You Need 8,000 Steps per Day

You don’t need 10,000 steps a day. But 8,000 steps a day cuts your risk of dying prematurely by 40%. A big meta-study published in The Lancet gathers data from 15 large studies. They conclude that mortality – your risk of dying in any given month – at 8,000 steps is only 40% of that at 5,000 steps. Every 1.000 steps above 5.000 give you a 10% improvement.

If you believe you already take 8,000 steps per day, I have bad news for you: You don’t. Most people significantly overestimate their activity level. There is only one way to know and increase your number of steps: Count them. Get an app for your phone, or use a smartwatch or fitness tracker. Set a goal of 8,000 steps and find a way to track your progress. You will find that it also improves your productivity and your mood.

Focus on the Action

You control the effort, not the results. If you want to change your life, you can take action today. There is no guarantee where your actions take you – your environment, other people and chance all play a part, too.

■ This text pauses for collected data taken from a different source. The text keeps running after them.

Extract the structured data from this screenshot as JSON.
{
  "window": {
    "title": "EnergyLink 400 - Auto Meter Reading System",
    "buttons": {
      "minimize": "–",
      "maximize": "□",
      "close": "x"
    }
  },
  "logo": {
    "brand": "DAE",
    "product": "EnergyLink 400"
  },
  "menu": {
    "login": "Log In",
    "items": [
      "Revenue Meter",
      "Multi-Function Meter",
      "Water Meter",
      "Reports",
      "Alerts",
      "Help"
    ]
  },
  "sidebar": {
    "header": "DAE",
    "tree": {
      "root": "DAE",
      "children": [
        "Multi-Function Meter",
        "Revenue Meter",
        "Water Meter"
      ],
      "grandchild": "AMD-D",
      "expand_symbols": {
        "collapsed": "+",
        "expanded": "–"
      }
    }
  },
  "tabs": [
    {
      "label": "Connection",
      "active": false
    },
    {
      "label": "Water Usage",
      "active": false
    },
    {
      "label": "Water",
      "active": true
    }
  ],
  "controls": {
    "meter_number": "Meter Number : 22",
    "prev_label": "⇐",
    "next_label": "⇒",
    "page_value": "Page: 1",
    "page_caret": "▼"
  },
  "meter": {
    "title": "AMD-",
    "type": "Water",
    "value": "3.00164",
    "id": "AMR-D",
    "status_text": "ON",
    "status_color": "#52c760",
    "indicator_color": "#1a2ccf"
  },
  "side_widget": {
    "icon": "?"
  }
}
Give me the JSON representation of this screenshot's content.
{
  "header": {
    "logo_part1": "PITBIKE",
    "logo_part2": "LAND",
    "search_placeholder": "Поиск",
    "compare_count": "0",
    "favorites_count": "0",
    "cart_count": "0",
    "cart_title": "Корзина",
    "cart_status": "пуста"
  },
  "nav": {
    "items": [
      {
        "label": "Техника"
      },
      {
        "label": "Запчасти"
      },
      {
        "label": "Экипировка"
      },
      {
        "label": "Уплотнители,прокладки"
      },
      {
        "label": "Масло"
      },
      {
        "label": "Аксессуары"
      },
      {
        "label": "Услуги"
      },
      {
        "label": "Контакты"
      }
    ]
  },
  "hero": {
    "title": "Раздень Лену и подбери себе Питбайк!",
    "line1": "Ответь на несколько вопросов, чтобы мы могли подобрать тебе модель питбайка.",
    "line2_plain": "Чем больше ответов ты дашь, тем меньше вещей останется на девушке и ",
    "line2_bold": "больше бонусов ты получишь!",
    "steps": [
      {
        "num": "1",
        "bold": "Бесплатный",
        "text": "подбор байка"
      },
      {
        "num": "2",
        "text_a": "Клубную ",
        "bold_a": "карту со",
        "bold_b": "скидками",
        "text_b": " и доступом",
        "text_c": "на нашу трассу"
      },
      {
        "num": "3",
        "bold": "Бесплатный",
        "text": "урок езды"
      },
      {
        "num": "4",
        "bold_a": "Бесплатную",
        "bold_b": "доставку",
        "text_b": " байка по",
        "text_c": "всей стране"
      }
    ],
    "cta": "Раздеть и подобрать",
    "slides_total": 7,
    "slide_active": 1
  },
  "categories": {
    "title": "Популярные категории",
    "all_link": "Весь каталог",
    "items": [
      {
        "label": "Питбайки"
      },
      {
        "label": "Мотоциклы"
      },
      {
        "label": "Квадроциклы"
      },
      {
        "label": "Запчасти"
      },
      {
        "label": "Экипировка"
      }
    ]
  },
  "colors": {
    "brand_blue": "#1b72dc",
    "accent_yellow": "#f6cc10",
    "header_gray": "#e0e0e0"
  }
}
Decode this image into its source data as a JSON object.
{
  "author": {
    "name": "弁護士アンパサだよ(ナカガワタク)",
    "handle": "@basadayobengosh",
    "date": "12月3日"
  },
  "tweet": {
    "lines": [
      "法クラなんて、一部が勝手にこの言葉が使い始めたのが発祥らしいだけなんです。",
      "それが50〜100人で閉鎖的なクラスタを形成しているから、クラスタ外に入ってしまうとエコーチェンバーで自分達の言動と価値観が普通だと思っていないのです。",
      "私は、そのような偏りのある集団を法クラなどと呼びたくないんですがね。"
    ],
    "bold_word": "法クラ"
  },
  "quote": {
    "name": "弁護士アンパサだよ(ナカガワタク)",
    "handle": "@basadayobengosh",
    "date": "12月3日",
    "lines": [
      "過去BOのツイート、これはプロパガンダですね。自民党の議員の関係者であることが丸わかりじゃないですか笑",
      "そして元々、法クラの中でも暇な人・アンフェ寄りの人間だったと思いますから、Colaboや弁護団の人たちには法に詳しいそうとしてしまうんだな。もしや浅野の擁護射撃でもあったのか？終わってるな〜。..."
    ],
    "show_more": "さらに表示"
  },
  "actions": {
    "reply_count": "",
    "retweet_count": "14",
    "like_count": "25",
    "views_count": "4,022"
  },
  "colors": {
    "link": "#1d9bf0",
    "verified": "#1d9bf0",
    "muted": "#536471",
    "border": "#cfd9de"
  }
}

That is why the focus of your daily review before bed should be on the action you took today, not the results you experienced.

Save Energy Using Boxes

Every item in your field of vision costs you energy. Brain scans show that the automatic effort of filtering out irrelevant objects takes power, and the more items you look at, the worse your focus becomes.

You need to see fewer objects. You don’t have to throw anything out (though that is probably good, too). Simply take a number of items that have some relation to each other and put them in a box. 12 USB cables and 7 memory sticks become one object when they go into a box.

Throwing random objects into a box doesn’t trick your brain, however. Looking at a box you know contains random junk actually costs more energy, because now your brain is also thinking about the task of getting the stuff out of the box and sorting it.

Get out a box and remove some clutter from your field of vision. You’ll find that your energy increases. You just might even get around to that task you have been putting off for weeks.

Stop Speaking While You Think

Do you, like, use too many, like, filler words? Sitting in a coffee shop in New York a few weeks back, I noticed that every fifth word in New York English is “like.”

Research shows that people who use more filler words are considered less intelligent, and their arguments are considered weaker. So it’s a good idea to get rid of your filler words. Here is an exercise: Record yourself on your phone speaking on any topic for one minute. Listen to the recording and count how many filler words you use per minute. Like, uh, ah, um, er, well. If you use more than one, you should improve.

Now record yourself again for one minute, this time making an effort to simply say nothing when you need to think. Pause and think instead of just babbling a filler word. People who pause while speaking are considered more intelligent. Listen to your recording and count your filler words. Hopefully, you have fewer. Also, notice that a pause of one second – the time normally filled with a useless word – is not a problem at all for the listener.